У обножья копны лежала черная водопойная колода, целиком выдолбленная из толстой корявой ракиты. Возле нее почти до вечера толокся заматеревший выводок гусей. Они крепко, надежно, на всю зиму укрылись ослепительно белым оперением, оставив обнаженными лишь толстые морковные клювы. Да из подгузья выступали разлатые лапы, похожие на оранжевые веера, которые они, не оберегая, без сожаления опускали в прикорытную грязь и растаптывали свои же собственные темно-зеленые крендельки помета. Гуси по-родственному, добродушно переговаривались, мелкими щипками теребили обметанную мхом древесину и поочередно азартно макали головы в корыто, не давая морозу накрепко сковать воду. Прогнув шеи, они зачерпывали ледяную влагу и таким способом поливали свои упругие спины, с которых набрызги скатывались слепящей жемчужной россыпью. И тут кто-либо из молодых гусаков вставал на дыбки и, распахнув метровые крылья, со старательным рвением принимался делать частые махи, разметая куриные перья и оброненные сенные травинки. И уже совсем было похоже, будто подпрыгивающий гусак вот-вот сорвется с подворья и взмоет под облака. Остальные гуси дружно одобряли эти его попытки, и двор полнился шумным и взволнованным кегеканьем.

Улучив момент, когда гуси, успокоившись, примутся старательно и подолгу умащивать грудь и бока своими яркими клювами, на колоду слетает попить водицы прижившаяся на подворье сорока, уже кем-то прозванная Катей. Настороженно подергивая длинным черным хвостом, отливающим бронзовыми бликами, готовая взлететь при малейшем скрипе сенничной двери, она обскакивала колоду по всему окрайку, выбирая место, где вода подступала всего ближе. Перед тем как напиться, Катя непременно отыскивала железное колечко, привинченное к корытному бортику. Сорока принималась торопливо теребить его, время от времени озираясь на окно, будто спешила поскорее высвободить и унести с собой.

- Бабушка, а бабушка! - докучал я своими "зачем?" и "почему?". - А для чего ей это колечко?

- Хочет зыбку подвесить, детушек своих качать, - отвечала бабушка Варя, всегда готовая на сказку. - Это колечко не простое, а от моей собственной зыбушки. В ней я вынянчила всех своих деток. Перво-наперво твою матушку, а напоследок и Валюшку, уже почти тебе ровесницу. Еще и ты успел в этой люльке с годок позыбиться. Так что, почитай, лет двадцать с лишком вертепчик не просыхал. Оттого и вовсе обветшал, под конец даже донце выпало. Шутка ли, такая перегрузка! Дедушка потом это поистертое колечко к поилке приспособил: лошадь привязывать. А тут вот тебе - каликтизация... Теперь оно и вовсе без надобности - ни зыбки, ни коня не стало. Пусть хоть сорока побренчит.

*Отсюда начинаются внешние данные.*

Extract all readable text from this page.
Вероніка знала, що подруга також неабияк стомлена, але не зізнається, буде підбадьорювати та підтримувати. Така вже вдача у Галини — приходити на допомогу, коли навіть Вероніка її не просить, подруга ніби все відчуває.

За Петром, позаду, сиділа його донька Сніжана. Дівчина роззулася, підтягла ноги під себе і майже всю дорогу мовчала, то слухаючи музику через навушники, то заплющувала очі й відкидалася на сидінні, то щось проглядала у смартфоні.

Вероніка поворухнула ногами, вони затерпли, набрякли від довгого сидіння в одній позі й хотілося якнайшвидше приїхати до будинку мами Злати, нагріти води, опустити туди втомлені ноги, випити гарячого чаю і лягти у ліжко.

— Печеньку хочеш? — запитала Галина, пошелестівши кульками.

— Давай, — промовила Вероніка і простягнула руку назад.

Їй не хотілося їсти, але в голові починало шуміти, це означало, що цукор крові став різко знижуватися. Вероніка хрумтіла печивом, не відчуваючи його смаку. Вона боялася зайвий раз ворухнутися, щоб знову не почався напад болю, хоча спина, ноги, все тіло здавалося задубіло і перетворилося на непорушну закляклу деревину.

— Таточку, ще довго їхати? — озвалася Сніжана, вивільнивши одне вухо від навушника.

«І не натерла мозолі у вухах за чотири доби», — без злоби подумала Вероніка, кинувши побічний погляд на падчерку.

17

Пила Катя неумело и как-то походя: макнув клюв в корыто и захватив капельку воды, она закидывала голову за себя, после чего, закрыв глаза, делала частые глотательные движения подклювьем, так что казалось, будто она не пила колодезную воду, а трудно заглатывала какие-то твердые неподатливые шарики. Едва напившись, Катя снова перепархивала к колечку, чтобы еще раз побренчать им и попытать счастья унести с собой.

Из оконца лился умиротворяющий свет серенького заиндевелого дня грядущего Покрова, когда все ко времени сделано: смолота хлебная новина, нарублена капуста, засыпан в зимовальную яму лишек картошки, а в кадке шепчет и бражно пузырится молодой квасок, заправленный мятой.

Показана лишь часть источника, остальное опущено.